JAKARTA, WIWA – Letnan Dua (Letda) Angkatan Laut Boflen Sirat berbagi kisah penemuan kotak hitam pesawat AirAsia QZ8501 yang jatuh di perairan Selat Karimata dekat Pangkalan Bun, Kalimantan Tengah pada 28 Desember 2014.
Penerbangan QZ8501 semula lepas landas dari Bandara Internasional Surabaya pada pukul 05:35 pada hari Minggu 28 Desember 2014. Namun penerbangan menuju Bandara Internasional Changi di Singapura tersebut mengalami kecelakaan akibat adanya masalah pada bagian ekor pesawat. Dua pilot, empat awak dan 156 penumpang tewas dalam kecelakaan itu.
Penerbangan QZ8501 diduga jatuh ke dalam air setelah dilaporkan kehilangan kontak, kata Lt. Bouflen.Seorang penyelam senior dari Batalyon Pengintai Amfibi Pasukan Khusus (TAIFIB) Korps Marinir diperintahkan untuk mencari lokasi jatuhnya pesawat.
Dalam waktu singkat, ia dan timnya berangkat dari Bandara Halim Perdana Kusuma, Pangkalan Bun, Jakarta Timur. Setibanya di sana, Bouflen langsung dikirim ke tengah laut, tempat pesawat diyakini jatuh.
KRI Banda Aceh saat itu sudah ada. Dilihat melalui YouTube Dispensal TNI Angkatan Laut Sabtu 7 Desember 2024 Jaraknya (dari Pangkalan Bun) ke (KRI Banda Aceh) yang sudah berada di tengah laut, sekitar delapan jam perjalanan.”
Bouglen mengungkapkan, setibanya di KRI Banda Aceh, mereka ditemui beberapa tim penyelam gabungan, mulai Basarnas, Denyaka, dan Kopaska, yang berjumlah 47 personel. Puing-puing pesawat QZ8501 awalnya terdeteksi alat pendeteksi logam.

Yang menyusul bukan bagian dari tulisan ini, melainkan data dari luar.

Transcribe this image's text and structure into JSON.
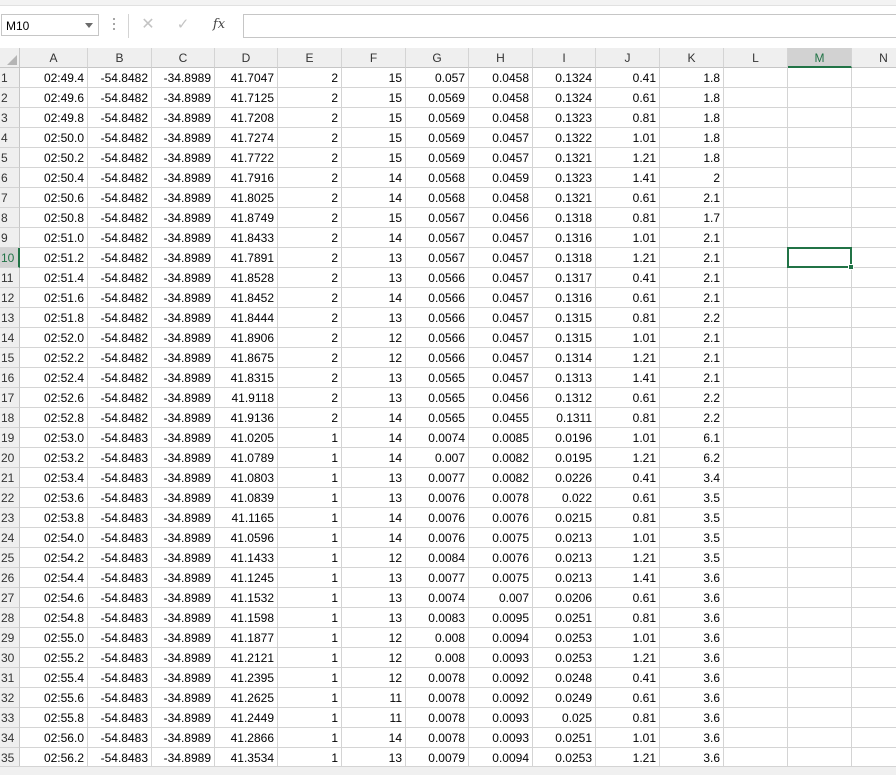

Sesampainya di lokasi dugaan jatuhnya pesawat QZ8501, mereka menurunkan robot pengintai tersebut. Namun karena cuaca badai dan arus yang kuat, robot tidak dapat bekerja secara normal.
Kemudian Letnan Bouflen mengusulkan untuk terjun langsung ke dasar laut. Ia mengajak salah satu juniornya untuk ikut bersamanya ke permukaan laut.
“Saat itu kita turunkan dulu jangkarnya agar tidak terseret arus, sesampainya di dasar, badan kita seperti bendera yang berkibar karena terbawa arus, sehingga harus berpegangan pada tali tersebut,” ujarnya. .
Dia menambahkan: “Jika kami tidak berpegangan pada tali, kami mungkin akan tersapu sejauh dua atau tiga kilometer karena kami baru saja berenang kembali karena arusnya begitu kuat.”
Namun, penyelaman kali ini tidak berhasil. Pencarian terus dilakukan hingga Bufalen berhasil menemukan puing-puing QZ8501 pada 7 Januari 2015. Saat ditemukan, pesawat sudah dalam tiga bagian besar.
“Pertama kita temukan bagian ekor pesawat, lalu dalam jarak dua setengah kilometer kita temukan badan pesawat, lalu kokpitnya,” ujarnya.
Setelah seluruh korban dan bagian pesawat dikeluarkan, Bouflen berhasil menemukan dua kotak hitam bernama Flight Data Recorder (FDR) dan Cockpit Recorder (CVR) di kedalaman kurang lebih 30-32 meter.
Warnanya oranye, panjangnya sekitar 40 cm, lebarnya 15 cm, ujarnya. “Ada dua kotak hitam, satu berisi ketinggian dan rute pesawat, satu lagi juga. CVR yang berisi informasi dari pilot hingga bandara.
Bouflen mengaku bangga telah ditemukannya kotak hitam tersebut, karena menurutnya, berkat penemuan itulah penyebab jatuhnya pesawat QZ8501 dapat diketahui.
Akibat operasinya tenggelam ke dasar laut saat terjadi badai, Bouflen mendapat julukan Mad Diver dari para penyelam asing yang membantu proses pengangkatan puing-puing QZ8501.